National Grid Relents in Gas Standoff That Hurt Real Estate – The New York Times
The moratorium left many in the region in a state of limbo. Developments were stalled as builders were unable to obtain natural gas hookups, business owners anxiously awaited requested upgrades and homeowners with suspended service worried about staying warm as winter approaches.
Natural gas consumption in the United States increased 31 percent between 2009 and 2018, according to data from the United States Energy Information Administration. Industry analysts have predicted the demand to continue to rise, since natural gas is both cheaper and cleaner than traditional heating oil.
Even as the available supply of natural gas has also increased, energy companies in the Northeast have been concerned about their capacity to provide service, since the bulk of natural gas production is produced far from the region.
While Mr. Cuomo has acknowledged the long-term supply shortage, he criticized National Grid for failing to do more to address it and staking its entire strategy on the pipeline.
In his letter to the utility this month, Mr. Cuomo accused the utility of fabricating the need for the moratorium and essentially holding would-be customers hostage over the pipeline — a position he reiterated in announcing the deal on Monday.

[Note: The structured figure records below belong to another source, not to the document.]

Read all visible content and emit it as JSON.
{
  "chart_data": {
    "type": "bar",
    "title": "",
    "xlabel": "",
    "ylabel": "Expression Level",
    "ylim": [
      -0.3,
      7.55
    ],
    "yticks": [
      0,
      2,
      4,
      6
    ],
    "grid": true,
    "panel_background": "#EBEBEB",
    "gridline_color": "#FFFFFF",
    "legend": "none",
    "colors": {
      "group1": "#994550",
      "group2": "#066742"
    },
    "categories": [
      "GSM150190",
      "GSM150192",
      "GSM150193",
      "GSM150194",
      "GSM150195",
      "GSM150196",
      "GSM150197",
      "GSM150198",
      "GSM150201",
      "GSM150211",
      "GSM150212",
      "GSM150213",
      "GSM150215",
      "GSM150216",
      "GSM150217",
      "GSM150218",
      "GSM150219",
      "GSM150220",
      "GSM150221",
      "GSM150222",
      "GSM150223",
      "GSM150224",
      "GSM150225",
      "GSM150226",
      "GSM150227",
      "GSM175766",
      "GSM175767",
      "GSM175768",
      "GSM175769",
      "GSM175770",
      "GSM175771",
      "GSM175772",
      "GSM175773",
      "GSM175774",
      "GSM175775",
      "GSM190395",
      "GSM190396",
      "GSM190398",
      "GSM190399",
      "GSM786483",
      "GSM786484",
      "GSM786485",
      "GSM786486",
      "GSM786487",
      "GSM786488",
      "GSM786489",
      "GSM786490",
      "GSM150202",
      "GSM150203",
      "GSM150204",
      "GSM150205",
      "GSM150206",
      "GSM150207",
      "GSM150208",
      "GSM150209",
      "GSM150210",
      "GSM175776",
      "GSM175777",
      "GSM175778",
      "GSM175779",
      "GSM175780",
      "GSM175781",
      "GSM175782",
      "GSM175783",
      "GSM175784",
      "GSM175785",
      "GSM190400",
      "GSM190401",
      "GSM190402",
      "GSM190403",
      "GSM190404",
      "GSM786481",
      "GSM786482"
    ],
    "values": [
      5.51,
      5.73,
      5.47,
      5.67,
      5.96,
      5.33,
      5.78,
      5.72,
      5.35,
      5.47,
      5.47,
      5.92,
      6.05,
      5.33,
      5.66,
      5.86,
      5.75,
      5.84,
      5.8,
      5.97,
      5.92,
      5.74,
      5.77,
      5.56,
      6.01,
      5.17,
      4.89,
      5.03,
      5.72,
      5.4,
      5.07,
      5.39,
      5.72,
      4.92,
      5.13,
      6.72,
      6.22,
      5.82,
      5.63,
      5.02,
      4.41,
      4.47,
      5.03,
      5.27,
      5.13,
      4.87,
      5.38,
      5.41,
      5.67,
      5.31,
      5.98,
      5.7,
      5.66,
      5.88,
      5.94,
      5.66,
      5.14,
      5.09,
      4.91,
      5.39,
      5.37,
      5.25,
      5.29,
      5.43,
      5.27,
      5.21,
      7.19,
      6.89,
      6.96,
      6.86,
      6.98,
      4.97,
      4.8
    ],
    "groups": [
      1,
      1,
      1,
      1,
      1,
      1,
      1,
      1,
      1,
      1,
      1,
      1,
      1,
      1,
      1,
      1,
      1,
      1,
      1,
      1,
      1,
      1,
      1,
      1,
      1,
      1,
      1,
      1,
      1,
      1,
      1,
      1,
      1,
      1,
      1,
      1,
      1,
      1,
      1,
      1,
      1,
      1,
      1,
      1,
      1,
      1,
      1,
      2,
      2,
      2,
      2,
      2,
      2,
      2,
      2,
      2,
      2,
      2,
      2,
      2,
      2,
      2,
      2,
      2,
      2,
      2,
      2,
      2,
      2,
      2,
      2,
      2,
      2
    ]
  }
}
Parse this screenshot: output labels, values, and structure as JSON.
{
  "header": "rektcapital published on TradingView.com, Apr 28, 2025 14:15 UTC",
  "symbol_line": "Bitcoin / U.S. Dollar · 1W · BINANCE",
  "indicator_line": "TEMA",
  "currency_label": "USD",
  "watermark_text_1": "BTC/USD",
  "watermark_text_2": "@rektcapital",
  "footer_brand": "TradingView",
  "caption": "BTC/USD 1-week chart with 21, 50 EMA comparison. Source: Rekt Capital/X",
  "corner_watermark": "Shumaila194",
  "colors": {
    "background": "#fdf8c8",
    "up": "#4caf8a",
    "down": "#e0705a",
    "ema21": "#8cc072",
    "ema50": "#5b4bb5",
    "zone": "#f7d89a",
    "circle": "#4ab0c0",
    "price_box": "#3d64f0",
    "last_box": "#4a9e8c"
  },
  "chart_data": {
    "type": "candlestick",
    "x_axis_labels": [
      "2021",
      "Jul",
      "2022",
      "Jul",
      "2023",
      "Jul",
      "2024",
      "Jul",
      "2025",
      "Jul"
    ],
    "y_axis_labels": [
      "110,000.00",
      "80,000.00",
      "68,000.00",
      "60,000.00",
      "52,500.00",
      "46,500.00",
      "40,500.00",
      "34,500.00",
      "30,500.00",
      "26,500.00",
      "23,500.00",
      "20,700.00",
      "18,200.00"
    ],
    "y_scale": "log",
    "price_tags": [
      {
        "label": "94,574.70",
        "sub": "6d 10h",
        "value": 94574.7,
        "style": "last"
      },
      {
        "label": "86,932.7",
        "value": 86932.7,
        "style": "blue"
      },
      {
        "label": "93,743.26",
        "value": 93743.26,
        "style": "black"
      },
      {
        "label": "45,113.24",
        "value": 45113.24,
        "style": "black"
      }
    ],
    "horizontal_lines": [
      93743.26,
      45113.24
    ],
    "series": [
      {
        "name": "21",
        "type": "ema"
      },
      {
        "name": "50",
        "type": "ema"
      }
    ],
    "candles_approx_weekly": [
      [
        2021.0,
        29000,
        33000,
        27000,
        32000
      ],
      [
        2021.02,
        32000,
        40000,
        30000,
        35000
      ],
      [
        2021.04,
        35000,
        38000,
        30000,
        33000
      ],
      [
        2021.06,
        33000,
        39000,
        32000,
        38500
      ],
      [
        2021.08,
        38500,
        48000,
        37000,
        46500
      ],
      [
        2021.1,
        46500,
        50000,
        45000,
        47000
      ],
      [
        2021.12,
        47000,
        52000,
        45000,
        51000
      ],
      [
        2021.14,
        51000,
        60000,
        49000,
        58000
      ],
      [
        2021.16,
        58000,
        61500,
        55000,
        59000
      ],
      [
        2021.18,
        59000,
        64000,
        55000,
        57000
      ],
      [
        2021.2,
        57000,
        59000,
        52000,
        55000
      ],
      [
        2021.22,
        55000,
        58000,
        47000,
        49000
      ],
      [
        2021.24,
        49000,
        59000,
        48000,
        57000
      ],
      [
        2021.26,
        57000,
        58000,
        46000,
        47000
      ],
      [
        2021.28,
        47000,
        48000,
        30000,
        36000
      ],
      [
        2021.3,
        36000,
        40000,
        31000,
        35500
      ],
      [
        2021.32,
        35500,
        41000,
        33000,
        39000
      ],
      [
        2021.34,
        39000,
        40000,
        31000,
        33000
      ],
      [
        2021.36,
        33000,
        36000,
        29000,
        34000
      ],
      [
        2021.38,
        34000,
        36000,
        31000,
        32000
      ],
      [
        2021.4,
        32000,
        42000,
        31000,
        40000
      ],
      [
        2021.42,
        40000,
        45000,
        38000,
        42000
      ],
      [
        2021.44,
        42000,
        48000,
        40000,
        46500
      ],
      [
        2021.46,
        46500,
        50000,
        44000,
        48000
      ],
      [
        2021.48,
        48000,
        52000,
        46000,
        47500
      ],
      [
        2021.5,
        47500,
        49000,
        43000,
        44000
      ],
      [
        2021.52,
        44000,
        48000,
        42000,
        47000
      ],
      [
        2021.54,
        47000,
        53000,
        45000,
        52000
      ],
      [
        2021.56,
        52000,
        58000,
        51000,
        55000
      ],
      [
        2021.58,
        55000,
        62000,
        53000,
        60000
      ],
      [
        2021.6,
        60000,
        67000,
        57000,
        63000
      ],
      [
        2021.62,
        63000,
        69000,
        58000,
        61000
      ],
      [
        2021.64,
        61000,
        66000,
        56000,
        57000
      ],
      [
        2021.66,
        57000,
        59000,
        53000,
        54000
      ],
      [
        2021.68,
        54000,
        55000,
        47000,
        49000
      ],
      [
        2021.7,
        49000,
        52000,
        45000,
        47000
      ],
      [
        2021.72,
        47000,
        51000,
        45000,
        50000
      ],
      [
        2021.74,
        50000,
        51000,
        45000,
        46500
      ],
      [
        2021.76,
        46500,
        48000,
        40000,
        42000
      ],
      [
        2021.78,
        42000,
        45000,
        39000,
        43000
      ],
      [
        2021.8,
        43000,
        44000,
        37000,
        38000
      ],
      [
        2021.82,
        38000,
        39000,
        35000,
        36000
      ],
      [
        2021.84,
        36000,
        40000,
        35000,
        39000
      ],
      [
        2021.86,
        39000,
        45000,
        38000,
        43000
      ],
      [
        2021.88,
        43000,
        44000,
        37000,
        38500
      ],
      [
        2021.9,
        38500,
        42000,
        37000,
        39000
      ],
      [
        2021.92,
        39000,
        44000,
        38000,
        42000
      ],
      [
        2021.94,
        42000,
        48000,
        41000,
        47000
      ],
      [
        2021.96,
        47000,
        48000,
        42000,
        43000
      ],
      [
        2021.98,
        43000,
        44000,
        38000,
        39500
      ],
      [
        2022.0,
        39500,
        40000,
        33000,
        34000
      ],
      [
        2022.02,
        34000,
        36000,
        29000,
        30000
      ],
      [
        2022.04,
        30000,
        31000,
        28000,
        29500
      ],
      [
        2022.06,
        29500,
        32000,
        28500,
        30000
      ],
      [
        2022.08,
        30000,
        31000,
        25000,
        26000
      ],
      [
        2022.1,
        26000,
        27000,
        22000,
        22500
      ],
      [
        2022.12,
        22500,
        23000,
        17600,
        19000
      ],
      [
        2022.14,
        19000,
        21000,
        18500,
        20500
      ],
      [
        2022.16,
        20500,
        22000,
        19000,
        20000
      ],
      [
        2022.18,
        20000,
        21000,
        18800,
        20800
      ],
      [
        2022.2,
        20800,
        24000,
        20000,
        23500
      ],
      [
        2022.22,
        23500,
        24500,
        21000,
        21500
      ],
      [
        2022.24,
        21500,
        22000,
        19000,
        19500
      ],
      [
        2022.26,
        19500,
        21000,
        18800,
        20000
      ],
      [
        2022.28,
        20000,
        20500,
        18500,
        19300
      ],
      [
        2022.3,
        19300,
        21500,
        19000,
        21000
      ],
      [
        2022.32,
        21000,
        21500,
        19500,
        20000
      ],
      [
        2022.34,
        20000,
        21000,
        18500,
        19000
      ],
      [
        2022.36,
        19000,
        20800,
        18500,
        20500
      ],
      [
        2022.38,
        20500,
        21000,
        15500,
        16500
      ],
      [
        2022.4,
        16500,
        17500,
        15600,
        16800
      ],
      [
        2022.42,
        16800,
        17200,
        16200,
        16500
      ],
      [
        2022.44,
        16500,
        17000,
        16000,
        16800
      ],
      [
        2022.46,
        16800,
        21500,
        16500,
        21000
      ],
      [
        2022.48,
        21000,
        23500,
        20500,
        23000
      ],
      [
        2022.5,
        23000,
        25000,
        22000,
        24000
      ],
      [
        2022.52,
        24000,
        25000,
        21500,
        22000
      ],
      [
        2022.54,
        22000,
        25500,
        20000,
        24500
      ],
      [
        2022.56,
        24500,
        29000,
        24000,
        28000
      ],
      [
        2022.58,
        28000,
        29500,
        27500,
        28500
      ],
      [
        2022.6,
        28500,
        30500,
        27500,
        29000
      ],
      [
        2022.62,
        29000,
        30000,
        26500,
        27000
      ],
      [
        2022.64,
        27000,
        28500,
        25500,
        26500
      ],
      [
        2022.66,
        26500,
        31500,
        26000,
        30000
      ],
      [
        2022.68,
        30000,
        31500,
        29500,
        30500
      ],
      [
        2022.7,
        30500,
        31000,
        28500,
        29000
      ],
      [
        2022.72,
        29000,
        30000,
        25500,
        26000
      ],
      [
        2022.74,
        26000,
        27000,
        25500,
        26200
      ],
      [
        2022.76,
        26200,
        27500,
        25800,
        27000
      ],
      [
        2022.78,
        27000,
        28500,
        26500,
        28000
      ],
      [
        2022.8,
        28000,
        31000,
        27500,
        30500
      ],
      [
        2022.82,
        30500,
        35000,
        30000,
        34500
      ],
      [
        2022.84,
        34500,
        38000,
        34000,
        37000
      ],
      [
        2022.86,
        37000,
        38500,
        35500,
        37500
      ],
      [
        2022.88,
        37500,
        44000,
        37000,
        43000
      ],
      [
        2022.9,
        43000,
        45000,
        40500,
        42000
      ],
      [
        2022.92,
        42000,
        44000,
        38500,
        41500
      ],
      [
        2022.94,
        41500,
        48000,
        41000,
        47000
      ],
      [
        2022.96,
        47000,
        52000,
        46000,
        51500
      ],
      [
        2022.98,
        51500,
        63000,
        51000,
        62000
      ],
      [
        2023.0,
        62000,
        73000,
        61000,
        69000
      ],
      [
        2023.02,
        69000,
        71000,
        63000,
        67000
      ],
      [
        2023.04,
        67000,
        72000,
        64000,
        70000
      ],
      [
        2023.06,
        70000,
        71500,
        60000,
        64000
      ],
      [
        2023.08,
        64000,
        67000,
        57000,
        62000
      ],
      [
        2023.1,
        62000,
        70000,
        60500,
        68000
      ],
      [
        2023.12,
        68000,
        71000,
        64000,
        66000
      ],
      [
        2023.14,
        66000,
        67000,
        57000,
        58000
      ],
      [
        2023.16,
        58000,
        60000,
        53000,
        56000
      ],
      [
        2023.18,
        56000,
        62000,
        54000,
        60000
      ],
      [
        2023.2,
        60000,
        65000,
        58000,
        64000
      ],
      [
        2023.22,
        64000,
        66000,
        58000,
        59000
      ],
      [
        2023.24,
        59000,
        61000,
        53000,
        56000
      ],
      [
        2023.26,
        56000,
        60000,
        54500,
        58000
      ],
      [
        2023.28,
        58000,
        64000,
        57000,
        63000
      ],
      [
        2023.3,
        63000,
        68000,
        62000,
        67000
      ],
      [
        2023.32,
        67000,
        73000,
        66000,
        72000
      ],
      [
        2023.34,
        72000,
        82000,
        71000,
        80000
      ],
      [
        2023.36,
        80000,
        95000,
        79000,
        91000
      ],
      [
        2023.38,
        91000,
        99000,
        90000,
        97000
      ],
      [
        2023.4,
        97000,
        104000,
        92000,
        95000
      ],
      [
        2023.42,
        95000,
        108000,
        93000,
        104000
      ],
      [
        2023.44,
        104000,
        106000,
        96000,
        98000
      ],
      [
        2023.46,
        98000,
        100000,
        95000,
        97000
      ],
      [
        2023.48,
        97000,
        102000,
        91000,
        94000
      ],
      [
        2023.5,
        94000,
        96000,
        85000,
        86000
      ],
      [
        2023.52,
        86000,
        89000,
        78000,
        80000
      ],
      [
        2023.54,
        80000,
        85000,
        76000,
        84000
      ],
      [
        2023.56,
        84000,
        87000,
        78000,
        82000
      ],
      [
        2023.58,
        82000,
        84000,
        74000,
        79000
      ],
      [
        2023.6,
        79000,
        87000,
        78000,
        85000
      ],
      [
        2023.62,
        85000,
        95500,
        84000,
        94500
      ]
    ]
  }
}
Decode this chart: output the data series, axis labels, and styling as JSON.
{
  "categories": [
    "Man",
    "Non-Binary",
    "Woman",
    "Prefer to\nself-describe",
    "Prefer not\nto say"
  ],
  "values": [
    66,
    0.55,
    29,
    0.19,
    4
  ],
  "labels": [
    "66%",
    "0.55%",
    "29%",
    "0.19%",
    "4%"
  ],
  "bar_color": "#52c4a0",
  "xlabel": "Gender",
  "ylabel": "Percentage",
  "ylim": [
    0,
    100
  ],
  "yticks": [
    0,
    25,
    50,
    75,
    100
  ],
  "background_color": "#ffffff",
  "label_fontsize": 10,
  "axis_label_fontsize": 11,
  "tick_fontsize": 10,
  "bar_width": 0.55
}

“Today, it was made clear that we will not allow any business — big or small — to extort New Yorkers in order to advance its own interests,” Mr. Cuomo said in his statement.
Among the utility’s solutions were trucking in compressed natural gas and renegotiating agreements with existing pipeline operators to provide more liquefied natural gas to National Grid’s system, officials familiar with the agreement said.
“We have worked hard to identify an innovative series of alternatives to meet growing demand,” the president of National Grid New York, John Bruckner, said in a statement.
The bulk of the $36 million penalty that National Grid is paying will also be used to invest in clean-energy initiatives and to find ways to offset customers’ demand for natural gas.
To ensure the agreement with National Grid is kept, the state will appoint a monitor — paid for by the utility — to oversee its gas supply operations.